DUBLIN (Reuters) - Ireland’s services sector rebounded to post its strongest growth in 10 months in April on strong new orders and higher prices, a survey showed on Thursday.
The Investec Services Purchasing Managers’ Index (PMI)climbed to 61.1 in April from 59.1 in March, its highest
level since last June, the month in which neighboring Britain voted to leave the European Union.
The manufacturing PMI for March, released earlier this week, rose to a three-month high of 55.0 as new export orders came in at the fastest pace in almost two years.
“Taken together, this week’s reports suggest that economic activity in Ireland picked up at the beginning of Q2,” Investec Ireland chief economist Philip O‘Sullivan said.
Growth in Ireland’s services and manufacturing sectors
slowed after the shock Brexit vote, and readings have been volatile since.
But Ireland last year remained the best performing economy in the EU for the third year in a row. Services have not fallen below the 50 mark that separates growth from contraction since June 2012, when Ireland was halfway through a three-year international bailout.

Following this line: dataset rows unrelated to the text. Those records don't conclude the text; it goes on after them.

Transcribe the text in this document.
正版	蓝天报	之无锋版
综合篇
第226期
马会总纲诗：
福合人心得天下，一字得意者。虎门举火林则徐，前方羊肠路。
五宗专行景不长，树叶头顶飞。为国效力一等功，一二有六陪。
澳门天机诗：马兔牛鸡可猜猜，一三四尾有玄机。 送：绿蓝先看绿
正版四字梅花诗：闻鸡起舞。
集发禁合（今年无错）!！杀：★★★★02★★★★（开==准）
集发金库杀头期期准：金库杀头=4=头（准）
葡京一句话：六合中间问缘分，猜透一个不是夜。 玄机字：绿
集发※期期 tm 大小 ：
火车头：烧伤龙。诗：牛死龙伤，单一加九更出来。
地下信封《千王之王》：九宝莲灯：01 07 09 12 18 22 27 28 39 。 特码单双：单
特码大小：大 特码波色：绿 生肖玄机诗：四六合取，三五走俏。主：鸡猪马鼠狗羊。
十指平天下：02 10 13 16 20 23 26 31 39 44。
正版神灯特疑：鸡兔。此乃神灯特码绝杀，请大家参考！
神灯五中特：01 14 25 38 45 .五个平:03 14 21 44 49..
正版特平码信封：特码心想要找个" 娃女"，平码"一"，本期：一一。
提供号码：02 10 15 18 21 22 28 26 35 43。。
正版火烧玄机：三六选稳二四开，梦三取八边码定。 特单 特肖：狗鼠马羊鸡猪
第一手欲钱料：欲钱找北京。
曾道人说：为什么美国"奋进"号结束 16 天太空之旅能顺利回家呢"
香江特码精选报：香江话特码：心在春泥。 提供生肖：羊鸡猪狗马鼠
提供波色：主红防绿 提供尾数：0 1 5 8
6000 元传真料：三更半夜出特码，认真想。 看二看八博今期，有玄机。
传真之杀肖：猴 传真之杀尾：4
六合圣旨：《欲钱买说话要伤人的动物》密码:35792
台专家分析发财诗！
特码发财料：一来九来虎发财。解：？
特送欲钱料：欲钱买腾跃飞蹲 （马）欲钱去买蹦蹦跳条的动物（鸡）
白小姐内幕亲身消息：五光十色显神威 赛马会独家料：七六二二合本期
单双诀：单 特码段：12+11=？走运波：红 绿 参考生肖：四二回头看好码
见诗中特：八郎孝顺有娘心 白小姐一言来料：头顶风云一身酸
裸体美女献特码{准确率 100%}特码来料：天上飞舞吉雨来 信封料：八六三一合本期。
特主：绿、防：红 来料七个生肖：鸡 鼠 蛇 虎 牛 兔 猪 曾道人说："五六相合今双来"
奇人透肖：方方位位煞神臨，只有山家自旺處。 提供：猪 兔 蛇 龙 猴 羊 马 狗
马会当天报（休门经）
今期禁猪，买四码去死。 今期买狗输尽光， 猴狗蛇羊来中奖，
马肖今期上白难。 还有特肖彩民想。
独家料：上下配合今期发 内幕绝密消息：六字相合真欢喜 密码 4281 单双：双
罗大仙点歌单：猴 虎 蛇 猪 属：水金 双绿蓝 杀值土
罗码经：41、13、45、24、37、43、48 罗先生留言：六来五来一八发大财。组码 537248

New orders in the services sector increased in April, but
new export orders were the lowest since December, the survey showed. New export orders in the period were driven by Europe and North America, the authors said.
“Irish services companies remain strongly optimistic, with more than 10 times as many firms expecting to record growth in activity over the coming 12 months as opposed to those who anticipate a decline,” O‘Sullivan added.